Ping ! paf ! deux gifles, et bientôt quatre, suivies de hurlements…

Claire prononça sans s’émouvoir :

« Quand vous aurez fini… Je vous préviens que je peignerai d’abord celui qui cessera le premier de crier. »

Aussitôt ils se battirent pour s’empêcher mutuellement de fermer la bouche ; et, ne parvenant pas à leurs fins, présentèrent en même temps leurs deux têtes au peigne et à la brosse que brandissait Clairette.

« Et vous voudriez !… murmura-t-elle. Ah ! Dieu m’en préserve ! »

Elle rougit en formulant ce souhait. Son front se barra soudain d’un pli dur, et ses yeux devinrent tristes.

Elle passait alternativement le peigne dans les cheveux noirs de Lilou, puis dans la perruque frisée de Pompon, afin d’éviter une troisième bataille.

Et, peu à peu, ses traits se détendaient, mais le sourire qui lui vint aux lèvres était plutôt ironique. Elle songeait :

« Brigitte prétend se charger de choisir une maman à ces petits… Choisie par elle, la seconde baronne de Kosen sera une nouvelle édition de la première… Et encore… Si elle ne s’entendait pas avec son mari, Gisèle aimait bien ses enfants, mon cousin l’a dit à grand’mère… Tandis que… Pauvres gamins… et… pauvre Hervé !… »

La voyant demeurer silencieuse, perdue en des réflexions qui la tenaient à part d’eux, Lilou et Pompon la crurent fâchée. Cela les rendit sages. Ils se laissèrent peigner sans une protestation, sans un cri. Et, avec leur mobilité d’humeur accoutumée, une fois bien pomponnés, parfumés tous les deux, ils s’embrassèrent.

« À présent, la prière », dit Lilou, se mettant à genoux où il se trouvait.

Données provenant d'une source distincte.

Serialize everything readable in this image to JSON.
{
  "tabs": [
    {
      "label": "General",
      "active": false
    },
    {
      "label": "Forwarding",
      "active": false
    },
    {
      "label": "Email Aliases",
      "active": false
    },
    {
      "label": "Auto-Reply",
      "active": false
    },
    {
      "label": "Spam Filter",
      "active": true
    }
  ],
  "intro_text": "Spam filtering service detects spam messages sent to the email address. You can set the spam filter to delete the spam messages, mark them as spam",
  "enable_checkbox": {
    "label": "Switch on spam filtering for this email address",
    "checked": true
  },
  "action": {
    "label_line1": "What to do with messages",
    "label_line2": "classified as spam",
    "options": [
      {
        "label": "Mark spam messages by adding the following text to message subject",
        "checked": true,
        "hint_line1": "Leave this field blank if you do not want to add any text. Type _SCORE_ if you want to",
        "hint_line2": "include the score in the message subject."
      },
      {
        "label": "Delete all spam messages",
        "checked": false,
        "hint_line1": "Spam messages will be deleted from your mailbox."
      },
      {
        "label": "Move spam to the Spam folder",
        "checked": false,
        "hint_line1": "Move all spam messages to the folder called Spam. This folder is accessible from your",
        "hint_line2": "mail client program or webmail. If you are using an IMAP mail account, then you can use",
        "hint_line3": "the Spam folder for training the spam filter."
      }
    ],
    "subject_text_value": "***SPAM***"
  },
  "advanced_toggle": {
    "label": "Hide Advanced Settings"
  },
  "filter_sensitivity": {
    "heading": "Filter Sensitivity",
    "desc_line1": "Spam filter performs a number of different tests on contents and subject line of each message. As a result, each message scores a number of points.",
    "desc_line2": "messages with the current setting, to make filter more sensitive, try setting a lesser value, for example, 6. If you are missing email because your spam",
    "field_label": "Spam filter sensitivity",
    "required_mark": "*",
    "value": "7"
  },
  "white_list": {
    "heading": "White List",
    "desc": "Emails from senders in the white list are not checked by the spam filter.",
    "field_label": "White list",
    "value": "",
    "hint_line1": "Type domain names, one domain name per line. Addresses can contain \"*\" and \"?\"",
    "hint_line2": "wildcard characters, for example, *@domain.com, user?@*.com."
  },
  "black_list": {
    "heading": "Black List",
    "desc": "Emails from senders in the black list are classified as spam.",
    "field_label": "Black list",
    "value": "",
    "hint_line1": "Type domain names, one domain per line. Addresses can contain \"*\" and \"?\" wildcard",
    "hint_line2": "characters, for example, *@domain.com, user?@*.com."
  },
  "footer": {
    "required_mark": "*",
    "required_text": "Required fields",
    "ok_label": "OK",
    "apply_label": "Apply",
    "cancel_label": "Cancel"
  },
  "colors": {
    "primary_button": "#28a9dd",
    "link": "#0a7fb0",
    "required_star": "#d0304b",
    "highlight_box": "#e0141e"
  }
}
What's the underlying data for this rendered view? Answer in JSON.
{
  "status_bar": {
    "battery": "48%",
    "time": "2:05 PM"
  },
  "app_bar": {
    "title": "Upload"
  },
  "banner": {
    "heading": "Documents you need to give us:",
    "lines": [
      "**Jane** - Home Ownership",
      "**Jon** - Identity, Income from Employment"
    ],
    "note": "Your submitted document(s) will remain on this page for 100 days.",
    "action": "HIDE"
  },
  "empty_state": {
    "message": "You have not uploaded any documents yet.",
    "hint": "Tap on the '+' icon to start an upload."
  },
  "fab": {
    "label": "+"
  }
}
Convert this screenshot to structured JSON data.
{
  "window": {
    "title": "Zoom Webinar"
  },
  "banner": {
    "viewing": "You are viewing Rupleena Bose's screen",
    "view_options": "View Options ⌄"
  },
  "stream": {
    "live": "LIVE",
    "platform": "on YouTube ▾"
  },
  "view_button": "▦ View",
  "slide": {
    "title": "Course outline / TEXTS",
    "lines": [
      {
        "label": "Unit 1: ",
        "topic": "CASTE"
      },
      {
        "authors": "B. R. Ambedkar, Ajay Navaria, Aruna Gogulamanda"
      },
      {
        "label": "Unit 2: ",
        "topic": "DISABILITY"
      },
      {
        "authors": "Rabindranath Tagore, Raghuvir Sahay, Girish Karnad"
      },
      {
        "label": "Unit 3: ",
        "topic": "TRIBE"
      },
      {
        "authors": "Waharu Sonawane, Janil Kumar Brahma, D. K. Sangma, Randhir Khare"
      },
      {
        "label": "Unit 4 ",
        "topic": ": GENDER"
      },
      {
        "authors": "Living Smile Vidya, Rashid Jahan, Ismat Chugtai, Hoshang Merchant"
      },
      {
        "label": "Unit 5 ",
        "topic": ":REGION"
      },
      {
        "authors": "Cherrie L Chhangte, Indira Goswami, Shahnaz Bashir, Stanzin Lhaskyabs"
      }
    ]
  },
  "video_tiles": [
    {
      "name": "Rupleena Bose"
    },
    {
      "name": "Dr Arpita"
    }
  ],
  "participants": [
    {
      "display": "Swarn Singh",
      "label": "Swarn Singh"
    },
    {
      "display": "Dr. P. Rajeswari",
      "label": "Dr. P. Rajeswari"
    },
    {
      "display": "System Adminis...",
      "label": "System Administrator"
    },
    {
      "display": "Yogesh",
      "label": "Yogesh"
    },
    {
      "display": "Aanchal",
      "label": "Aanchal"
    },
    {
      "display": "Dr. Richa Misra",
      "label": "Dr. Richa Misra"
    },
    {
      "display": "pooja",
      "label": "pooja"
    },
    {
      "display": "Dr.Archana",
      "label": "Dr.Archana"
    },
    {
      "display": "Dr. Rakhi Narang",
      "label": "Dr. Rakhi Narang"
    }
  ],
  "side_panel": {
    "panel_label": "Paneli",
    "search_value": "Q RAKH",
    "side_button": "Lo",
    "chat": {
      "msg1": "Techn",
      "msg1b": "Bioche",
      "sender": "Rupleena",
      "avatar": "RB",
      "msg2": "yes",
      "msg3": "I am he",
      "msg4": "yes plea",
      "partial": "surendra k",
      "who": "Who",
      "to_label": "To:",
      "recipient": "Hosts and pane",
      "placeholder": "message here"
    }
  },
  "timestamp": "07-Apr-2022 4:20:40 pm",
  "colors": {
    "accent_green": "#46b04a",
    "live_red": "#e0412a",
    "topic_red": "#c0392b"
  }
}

Claire le fit se relever, et les conduisit devant son crucifix.

« Dites comme vous en avez l’habitude. Pompon commença :

« Mon petit Zèzus, ze vous donne mon cœur, prendez-le, et… et… Ze sais plus, tante Claire. »

Embarrassée, celle-ci leur fit réciter le Pater l’un après l’autre.

« Et que le bon Dieu bénisse papa et le rende bien heureux ! tu nous le fais pas dire ? s’écria Lilou scandalisé.

— Si… Si… »

Elle songeait :

« Moi aussi, quand j’avais leur âge, on me faisait demander cela au bon Dieu… pourquoi est-ce que je l’oublie si souvent aujourd’hui ! … »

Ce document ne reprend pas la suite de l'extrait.